The Thirteenth Amendment abolished slavery in 1865; each generation since then has had to grapple with the legacy of slavery, which includes racism, economic inequality between blacks and whites, and sectional tension between North and South. Moreover, America’s history as a slaveholding nation continues to challenge the ideals that most Americans have about themselves and their nation. As David Brion Davis explains,
It was African slaves and their descendants who furnished the basic labor power that created dynamic New World economies and the first international mass markets for such consumer goods as sugar, rice, tobacco, dyestuffs, and cotton. Yet, from the outset, the New World was seen by many, like the biblical Promised Land, as a space for new beginnings, for possibilities that would break free from the coercive bondage of the past. Paradoxically, the debasement of millions of workers . . . appeared to liberate other human beings to take control of their destiny. . . . This profound contradiction lay close to the core of the self-presentation of the new United States, which was “conceived in liberty” but based on slave labor, dedicated to certain “propositions” or principles, such as “all men are created equal,” but no less committed to compromises that protected the autonomy and political power of men who owned human property.

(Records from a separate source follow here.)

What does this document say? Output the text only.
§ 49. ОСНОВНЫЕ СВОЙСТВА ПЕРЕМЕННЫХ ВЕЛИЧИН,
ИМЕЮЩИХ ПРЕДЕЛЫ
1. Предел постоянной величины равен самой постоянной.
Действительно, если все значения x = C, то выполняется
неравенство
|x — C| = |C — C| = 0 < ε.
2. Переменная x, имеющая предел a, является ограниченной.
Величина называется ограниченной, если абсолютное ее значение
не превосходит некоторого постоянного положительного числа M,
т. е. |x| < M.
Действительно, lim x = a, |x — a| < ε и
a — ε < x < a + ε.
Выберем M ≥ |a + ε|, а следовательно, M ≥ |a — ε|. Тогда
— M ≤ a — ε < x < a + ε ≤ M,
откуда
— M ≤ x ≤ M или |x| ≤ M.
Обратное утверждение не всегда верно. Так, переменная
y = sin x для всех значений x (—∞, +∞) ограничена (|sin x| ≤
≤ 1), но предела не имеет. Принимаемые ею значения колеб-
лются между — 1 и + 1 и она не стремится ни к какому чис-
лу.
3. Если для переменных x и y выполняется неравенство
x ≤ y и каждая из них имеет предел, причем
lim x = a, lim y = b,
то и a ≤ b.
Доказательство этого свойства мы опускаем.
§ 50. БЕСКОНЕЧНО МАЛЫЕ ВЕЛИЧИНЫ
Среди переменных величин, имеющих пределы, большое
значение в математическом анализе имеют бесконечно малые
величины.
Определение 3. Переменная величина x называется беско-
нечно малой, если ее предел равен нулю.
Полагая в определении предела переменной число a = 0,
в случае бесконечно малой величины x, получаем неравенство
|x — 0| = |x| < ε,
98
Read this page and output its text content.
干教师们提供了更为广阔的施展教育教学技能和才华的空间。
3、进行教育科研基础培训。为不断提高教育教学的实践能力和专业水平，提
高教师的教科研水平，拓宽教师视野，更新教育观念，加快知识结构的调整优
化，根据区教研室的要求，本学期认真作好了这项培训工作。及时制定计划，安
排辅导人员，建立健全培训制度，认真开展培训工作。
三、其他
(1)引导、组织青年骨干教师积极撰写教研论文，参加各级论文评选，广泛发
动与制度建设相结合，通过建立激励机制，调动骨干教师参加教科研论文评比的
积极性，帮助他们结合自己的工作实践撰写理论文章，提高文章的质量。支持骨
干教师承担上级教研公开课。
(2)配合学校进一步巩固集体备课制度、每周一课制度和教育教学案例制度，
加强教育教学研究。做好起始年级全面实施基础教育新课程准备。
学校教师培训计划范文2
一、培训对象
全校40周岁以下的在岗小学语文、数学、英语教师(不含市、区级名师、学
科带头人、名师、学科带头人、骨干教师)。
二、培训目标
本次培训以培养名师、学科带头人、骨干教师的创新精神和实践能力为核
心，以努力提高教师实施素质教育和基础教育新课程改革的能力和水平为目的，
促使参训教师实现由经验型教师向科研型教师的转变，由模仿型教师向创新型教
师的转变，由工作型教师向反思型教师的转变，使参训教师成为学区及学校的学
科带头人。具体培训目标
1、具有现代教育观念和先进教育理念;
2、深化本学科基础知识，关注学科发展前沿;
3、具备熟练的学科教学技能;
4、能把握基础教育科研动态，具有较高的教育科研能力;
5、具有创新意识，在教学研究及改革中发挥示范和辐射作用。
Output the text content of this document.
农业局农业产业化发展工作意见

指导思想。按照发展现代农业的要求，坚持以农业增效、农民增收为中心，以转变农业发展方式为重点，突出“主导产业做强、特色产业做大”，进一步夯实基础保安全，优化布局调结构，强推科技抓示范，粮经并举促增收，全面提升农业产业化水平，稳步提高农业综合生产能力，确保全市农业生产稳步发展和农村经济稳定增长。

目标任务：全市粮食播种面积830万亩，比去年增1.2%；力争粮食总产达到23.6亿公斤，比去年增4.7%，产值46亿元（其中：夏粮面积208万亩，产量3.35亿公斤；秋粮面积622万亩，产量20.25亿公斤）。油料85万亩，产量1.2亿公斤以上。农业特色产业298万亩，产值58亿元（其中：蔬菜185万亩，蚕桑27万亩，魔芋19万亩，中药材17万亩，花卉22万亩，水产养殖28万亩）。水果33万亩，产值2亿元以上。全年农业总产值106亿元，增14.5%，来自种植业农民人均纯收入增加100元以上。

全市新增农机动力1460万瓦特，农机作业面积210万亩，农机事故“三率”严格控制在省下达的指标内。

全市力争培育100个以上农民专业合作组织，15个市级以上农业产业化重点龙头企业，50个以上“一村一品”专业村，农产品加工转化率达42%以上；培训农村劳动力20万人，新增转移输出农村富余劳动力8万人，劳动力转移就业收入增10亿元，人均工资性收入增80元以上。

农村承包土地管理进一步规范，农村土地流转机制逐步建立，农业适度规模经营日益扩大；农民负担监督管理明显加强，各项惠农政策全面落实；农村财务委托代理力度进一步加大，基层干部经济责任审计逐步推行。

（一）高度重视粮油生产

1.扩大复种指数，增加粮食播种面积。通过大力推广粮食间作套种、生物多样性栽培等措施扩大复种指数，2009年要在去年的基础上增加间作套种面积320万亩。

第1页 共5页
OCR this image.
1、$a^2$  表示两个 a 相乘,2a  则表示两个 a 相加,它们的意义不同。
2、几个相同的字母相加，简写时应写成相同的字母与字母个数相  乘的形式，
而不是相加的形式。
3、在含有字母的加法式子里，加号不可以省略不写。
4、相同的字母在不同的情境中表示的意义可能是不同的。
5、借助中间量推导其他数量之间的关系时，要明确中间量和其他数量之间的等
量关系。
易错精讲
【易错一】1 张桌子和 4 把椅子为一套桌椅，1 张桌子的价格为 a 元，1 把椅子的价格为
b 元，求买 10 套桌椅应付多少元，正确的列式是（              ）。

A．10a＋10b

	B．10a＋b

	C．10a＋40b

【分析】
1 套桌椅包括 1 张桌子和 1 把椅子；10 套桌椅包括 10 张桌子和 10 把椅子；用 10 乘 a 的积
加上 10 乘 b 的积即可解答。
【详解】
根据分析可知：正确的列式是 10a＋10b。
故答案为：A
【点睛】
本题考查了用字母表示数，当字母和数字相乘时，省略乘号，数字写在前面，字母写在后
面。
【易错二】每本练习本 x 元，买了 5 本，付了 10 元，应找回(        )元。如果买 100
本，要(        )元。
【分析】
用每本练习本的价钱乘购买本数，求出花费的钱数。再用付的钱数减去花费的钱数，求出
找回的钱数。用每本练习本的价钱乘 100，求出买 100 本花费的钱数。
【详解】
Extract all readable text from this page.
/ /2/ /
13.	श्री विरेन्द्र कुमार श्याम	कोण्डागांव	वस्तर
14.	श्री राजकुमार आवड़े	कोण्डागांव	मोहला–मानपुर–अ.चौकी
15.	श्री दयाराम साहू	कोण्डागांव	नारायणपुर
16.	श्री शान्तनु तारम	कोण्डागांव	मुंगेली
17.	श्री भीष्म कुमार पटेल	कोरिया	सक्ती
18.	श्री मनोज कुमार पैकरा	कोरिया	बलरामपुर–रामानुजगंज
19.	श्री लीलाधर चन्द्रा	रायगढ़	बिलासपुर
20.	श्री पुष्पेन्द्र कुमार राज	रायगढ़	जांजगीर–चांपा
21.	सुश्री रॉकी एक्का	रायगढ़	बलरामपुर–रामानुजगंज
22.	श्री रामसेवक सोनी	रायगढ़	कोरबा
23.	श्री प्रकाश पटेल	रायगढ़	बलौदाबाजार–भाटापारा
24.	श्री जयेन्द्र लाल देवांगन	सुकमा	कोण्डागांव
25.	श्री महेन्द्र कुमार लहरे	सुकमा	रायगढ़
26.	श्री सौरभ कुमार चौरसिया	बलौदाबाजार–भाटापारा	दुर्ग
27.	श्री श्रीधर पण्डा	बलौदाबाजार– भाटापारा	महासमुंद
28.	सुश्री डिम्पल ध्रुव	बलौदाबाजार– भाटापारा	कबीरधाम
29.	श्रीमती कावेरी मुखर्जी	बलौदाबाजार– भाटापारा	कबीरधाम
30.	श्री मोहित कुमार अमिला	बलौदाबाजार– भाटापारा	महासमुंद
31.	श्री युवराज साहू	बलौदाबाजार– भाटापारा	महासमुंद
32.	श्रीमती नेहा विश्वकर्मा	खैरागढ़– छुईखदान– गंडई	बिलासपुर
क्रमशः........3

The failure of the founding fathers to recognize slavery as antithetical to their ideals; the economics of Southern agriculture; the threat of slave rebellion; the zeal of abolitionists; the determination of slaveholders to defend their way of life; the compromises between North and South; and ultimately the reality of secession and war—the issue of slavery encompasses all of these topics and more. The selections in Opposing Viewpoints in World History: Slavery explore these issues, offering a variety of perspectives from slaves, slaveholders, abolitionists, and modern scholars.